While the second category is the standard trauma, I'd propose that the third category can also lead to widespread dysfunction not because the original adaptation is ineffective,but because it becomes so ingrained that it's hard to adapt to a changed environment. We could argue that this being stuck is effectively a form of second category, but this way we lose a distinction between a soldier who falls apart after a period of combat and one who adapts well to that situation but can't shake those new habits on return to safety (without developing PTSD).
And then we have a more ethical than functional point: how much importance should we place on category one: neither beneficial nor harmful but unpleasant. To use an example: even if corporal punishment wasn't long term damaging, we STILL shouldn't beat our children because making another person suffer if there are alternatives is a Bad Thing to Do.
3) And finally, and I think very importantly for practical application of this thinking: I'm not sure we can clearly draw the line objectively. In your
footnote 4 there's a clue to why not: the effects will depend on the person.

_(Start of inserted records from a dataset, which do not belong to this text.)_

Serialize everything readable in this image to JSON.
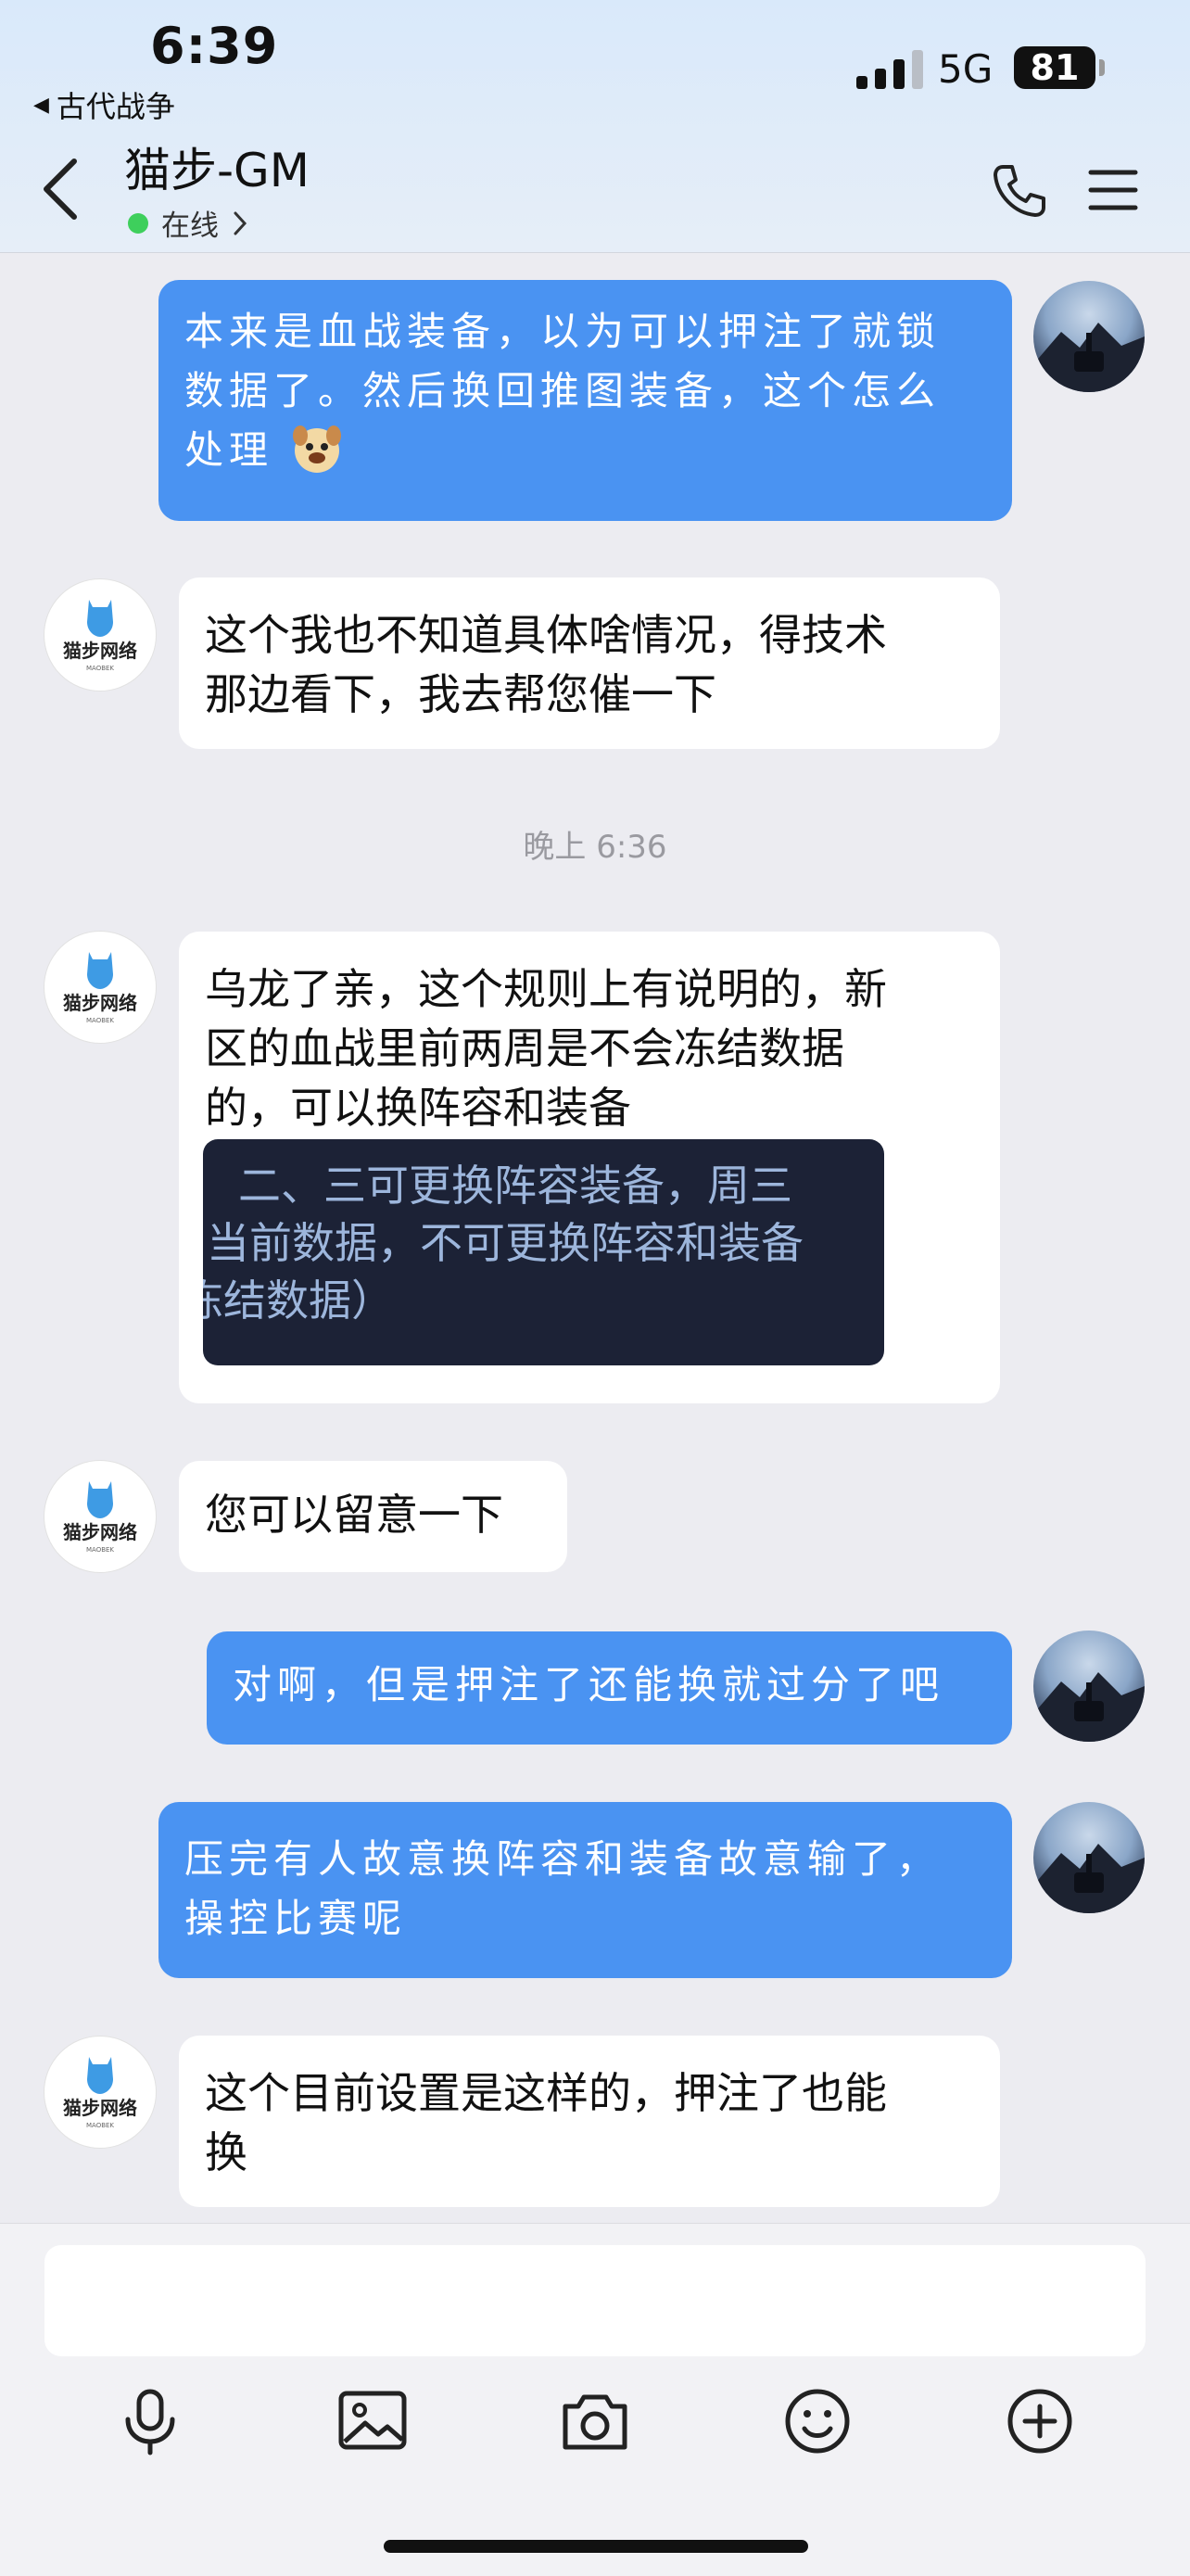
{
  "status_bar": {
    "time": "6:39",
    "back_app": "古代战争",
    "network": "5G",
    "battery": "81"
  },
  "header": {
    "title": "猫步-GM",
    "status": "在线"
  },
  "messages": [
    {
      "text_line1": "本来是血战装备，以为可以押注了就锁",
      "text_line2": "数据了。然后换回推图装备，这个怎么",
      "text_line3": "处理"
    },
    {
      "text_line1": "这个我也不知道具体啥情况，得技术",
      "text_line2": "那边看下，我去帮您催一下"
    },
    {
      "text_line1": "乌龙了亲，这个规则上有说明的，新",
      "text_line2": "区的血战里前两周是不会冻结数据",
      "text_line3": "的，可以换阵容和装备"
    },
    {
      "text": "您可以留意一下"
    },
    {
      "text": "对啊，但是押注了还能换就过分了吧"
    },
    {
      "text_line1": "压完有人故意换阵容和装备故意输了，",
      "text_line2": "操控比赛呢"
    },
    {
      "text_line1": "这个目前设置是这样的，押注了也能",
      "text_line2": "换"
    }
  ],
  "timestamp": "晚上 6:36",
  "screenshot_image": {
    "line1": "二、三可更换阵容装备，周三",
    "line2": "当前数据，不可更换阵容和装备",
    "line3": "冻结数据）"
  },
  "gm_avatar": {
    "logo_text": "猫步网络",
    "logo_sub": "MAOBEK"
  },
  "colors": {
    "outgoing_bubble": "#4a93f2",
    "incoming_bubble": "#ffffff",
    "online": "#3ecf5c"
  },
  "icons": [
    "chevron-left-icon",
    "phone-icon",
    "menu-icon",
    "microphone-icon",
    "image-icon",
    "camera-icon",
    "emoji-icon",
    "plus-icon"
  ]
}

The same thing that's injurious for one child or young adult will be a challenge with positive effects or at least ultimately harmless for another. And while I'm sure that cultural framing of life events matters A LOT, individual differences in sensitivity and resilience (because of genetics/wiring and because of personal history) will also make a big difference.
Great article. It reminds me of wildlife, like feeding dolphins in the bay where I live in Miami. It's not a good thing to do because dolphins may depend on humans for feeding and lose their motivation to hunt. Humans often take advantage of other's empathy to their detriment.